Stearns Wharf was one of the only piers in Southern California, joined only by Goleta Pier, to remain open throughout the COVID-19 lockdown. Only a few of the restaurants served takeout.
Now, restaurants and shops have slowly opened their doors back up, taking advantage of the outdoor seating many of them already featured.
The majority of businesses said they’ve been swamped with customers. However, some said this reopening was easier said than done.
Jonathan Fisher, one of the managers of Santa Barbara Shellfish Company located on the wharf, said the restaurant opened up their indoor dining area for a week, but had to close it “for our own safety.”
“Definitely the hardest thing is having people following the rules,” he said. “(People) not wearing masks inside, not respecting each other’s personal space, not respecting our personal space, just the basic rules.”
He said many noncustomers walk in to use the restroom intended only for customers..
“It’s just been kind of a free for all out here to be honest,” Mr. Fisher said. “Other than that, people have been really willing to support and have been patient, spending money and wanting to take care of us and support us during the hard times.”
Taryn Phipps, a bartender at the Deep Sea Wine Tasting Room, said that while “people have been respectful with masks at the bar and sanitizing,” the business’ reopening has also come with challenges.
“People don’t listen about moving around,” she said. “We try to have people stay at their same table, and it’s almost impossible to control people.”
She added, “People mostly seem really excited to be back. They’ve adapted to the changes.”

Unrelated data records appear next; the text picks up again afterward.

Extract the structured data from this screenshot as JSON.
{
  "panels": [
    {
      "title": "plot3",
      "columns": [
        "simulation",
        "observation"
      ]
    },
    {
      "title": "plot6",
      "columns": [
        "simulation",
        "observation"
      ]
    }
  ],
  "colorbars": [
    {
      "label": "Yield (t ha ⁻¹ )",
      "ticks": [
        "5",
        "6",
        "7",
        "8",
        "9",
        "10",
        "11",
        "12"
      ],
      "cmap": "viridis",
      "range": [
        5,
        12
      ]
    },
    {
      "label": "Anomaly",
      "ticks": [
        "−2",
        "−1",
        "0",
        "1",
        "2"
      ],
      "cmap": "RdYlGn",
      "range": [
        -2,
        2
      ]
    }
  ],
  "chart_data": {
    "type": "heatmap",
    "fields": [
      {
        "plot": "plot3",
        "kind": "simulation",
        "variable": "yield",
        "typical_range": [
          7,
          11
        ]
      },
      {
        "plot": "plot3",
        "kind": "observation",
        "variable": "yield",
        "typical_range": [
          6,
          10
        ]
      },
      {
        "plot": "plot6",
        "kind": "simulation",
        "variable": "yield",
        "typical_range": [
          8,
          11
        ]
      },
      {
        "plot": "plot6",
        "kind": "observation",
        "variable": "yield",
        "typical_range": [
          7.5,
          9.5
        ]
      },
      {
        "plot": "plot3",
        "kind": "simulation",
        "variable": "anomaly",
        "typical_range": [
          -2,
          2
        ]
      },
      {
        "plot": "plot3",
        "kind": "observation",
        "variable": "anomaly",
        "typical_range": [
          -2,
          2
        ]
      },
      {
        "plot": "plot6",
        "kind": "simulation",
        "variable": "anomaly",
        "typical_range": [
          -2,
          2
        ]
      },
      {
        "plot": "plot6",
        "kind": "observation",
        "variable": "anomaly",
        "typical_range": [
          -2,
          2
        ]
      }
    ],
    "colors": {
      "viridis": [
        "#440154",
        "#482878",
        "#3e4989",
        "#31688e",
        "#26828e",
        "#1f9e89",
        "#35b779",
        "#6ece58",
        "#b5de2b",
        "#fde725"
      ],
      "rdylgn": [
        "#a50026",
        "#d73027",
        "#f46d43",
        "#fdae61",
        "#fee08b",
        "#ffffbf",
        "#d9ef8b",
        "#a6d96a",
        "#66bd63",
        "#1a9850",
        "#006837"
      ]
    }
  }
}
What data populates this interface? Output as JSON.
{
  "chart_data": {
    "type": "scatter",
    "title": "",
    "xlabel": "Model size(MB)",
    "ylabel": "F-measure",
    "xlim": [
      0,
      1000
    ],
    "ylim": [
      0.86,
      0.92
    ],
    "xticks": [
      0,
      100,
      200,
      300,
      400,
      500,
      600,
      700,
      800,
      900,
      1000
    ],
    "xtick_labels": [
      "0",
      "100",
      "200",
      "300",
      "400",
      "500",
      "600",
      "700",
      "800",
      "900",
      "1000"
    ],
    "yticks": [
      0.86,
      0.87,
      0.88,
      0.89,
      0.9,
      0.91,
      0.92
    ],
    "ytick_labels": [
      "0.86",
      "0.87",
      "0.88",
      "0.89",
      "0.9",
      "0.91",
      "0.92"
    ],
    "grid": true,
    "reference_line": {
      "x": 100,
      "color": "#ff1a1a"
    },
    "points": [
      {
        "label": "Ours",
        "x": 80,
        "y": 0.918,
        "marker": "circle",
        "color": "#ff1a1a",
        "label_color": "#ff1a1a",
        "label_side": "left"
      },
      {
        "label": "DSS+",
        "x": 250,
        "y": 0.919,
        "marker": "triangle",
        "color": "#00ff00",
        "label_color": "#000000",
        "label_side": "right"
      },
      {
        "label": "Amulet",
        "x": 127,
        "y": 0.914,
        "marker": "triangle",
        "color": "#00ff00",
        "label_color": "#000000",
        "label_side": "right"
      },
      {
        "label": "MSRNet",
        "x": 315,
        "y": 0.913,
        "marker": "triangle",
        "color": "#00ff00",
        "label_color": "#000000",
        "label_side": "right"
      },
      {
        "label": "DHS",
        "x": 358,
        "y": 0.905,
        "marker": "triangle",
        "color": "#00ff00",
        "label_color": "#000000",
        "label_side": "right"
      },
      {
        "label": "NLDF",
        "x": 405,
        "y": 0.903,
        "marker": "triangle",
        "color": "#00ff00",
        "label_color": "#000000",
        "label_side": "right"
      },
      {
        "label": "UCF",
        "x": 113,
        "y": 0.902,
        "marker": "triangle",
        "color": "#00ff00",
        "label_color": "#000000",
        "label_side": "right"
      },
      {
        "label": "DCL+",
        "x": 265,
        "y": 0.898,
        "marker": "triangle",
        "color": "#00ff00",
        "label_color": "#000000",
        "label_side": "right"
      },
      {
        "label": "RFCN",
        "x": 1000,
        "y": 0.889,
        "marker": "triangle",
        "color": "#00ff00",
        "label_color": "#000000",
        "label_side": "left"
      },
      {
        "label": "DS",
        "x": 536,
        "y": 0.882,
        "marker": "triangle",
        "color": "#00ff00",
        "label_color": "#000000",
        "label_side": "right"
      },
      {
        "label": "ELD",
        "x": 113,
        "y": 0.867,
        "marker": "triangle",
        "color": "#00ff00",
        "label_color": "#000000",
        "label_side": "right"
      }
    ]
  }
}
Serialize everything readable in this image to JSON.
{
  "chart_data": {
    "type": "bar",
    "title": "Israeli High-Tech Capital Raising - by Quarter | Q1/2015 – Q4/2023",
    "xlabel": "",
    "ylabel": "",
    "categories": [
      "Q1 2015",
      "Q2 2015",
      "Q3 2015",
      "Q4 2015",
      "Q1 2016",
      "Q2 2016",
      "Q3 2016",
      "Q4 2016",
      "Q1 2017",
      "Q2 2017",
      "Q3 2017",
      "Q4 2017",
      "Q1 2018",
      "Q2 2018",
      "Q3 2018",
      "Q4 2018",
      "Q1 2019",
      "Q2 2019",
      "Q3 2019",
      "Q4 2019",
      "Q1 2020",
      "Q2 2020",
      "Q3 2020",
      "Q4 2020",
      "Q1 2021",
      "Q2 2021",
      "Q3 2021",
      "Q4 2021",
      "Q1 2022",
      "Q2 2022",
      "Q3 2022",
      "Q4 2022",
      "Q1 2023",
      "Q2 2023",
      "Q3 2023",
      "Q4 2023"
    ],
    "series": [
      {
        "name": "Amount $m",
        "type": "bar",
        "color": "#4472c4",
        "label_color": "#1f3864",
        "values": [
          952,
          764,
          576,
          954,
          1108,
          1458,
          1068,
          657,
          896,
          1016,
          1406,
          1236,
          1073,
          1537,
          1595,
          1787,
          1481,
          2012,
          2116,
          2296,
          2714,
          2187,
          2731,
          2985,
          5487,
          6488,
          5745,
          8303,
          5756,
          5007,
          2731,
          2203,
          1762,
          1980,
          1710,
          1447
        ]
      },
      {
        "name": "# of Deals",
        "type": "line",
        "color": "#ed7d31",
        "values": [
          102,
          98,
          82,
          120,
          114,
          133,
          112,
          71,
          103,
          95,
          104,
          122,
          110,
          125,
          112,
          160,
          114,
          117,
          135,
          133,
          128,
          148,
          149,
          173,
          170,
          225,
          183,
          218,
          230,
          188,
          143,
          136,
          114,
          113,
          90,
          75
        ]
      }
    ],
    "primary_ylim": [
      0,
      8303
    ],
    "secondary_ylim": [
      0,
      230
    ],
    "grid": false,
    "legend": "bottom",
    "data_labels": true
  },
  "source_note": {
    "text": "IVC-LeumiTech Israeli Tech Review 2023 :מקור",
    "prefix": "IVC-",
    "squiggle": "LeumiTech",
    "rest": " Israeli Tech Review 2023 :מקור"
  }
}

A waitress from Moby Dick, a seafood restaurant on the wharf, had no complaints about COVID-19 precautions.
“People have been really good from my observation,” said Lee Wiggins, a Moby Dick waitress.
“Once they sit down, they take their masks off, but that’s their prerogative. Many of them keep them on when they order and take them off as soon as we’re done (with the order).”
She attributed the restaurant’s success to its large amount of outdoor dining space, which makes social distancing easy.
Samy Mendoza runs the stand for Celebration Cruises, which provides public and private cruises, along with water taxi rides. The company requires masks and social distancing, and has reduced the number of passengers on the boats.
“It’s been a little bit difficult with everything going on,” Ms. Mendoza said. “But it’s good to see people still coming out and enjoying being out in the fresh air.”
Aside from the wharf’s business side, residents and tourists strolling up and down or relaxing on the benches seem to appreciate their ability to take in the environment even amid the coronavirus pandemic.
A fisherman said he drove 700 miles to fish from the wharf, and he does it multiple times a year, no matter the weather or circumstances.
The Phoenix native, Robert Duran, caught a stingray right off Stearns Wharf.
“I love it out here. It’s quiet and nobody bothers nobody,” he said. “Everybody’s following the rules and wearing masks and gloves to go in the stores. That’s what I really love.”
Pug Bernhardt, a musician who plays live music on the wharf for tips, said he comes to the pier for the good food and all the people, and he’s only slightly worried about COVID-19 spreading.
“I feel the fear, but I don’t feel it myself,” he said. “I mean, how many people are wearing masks? Close to zero, I’d say.”
Ken Norby, a Santa Barbara resident enjoying Mr. Bernhardt’s music, said he’s not concerned about the coronavirus.
“Every other pier was closed, so people didn’t have a whole lot of choices,” he said. “People like to get out and breathe.”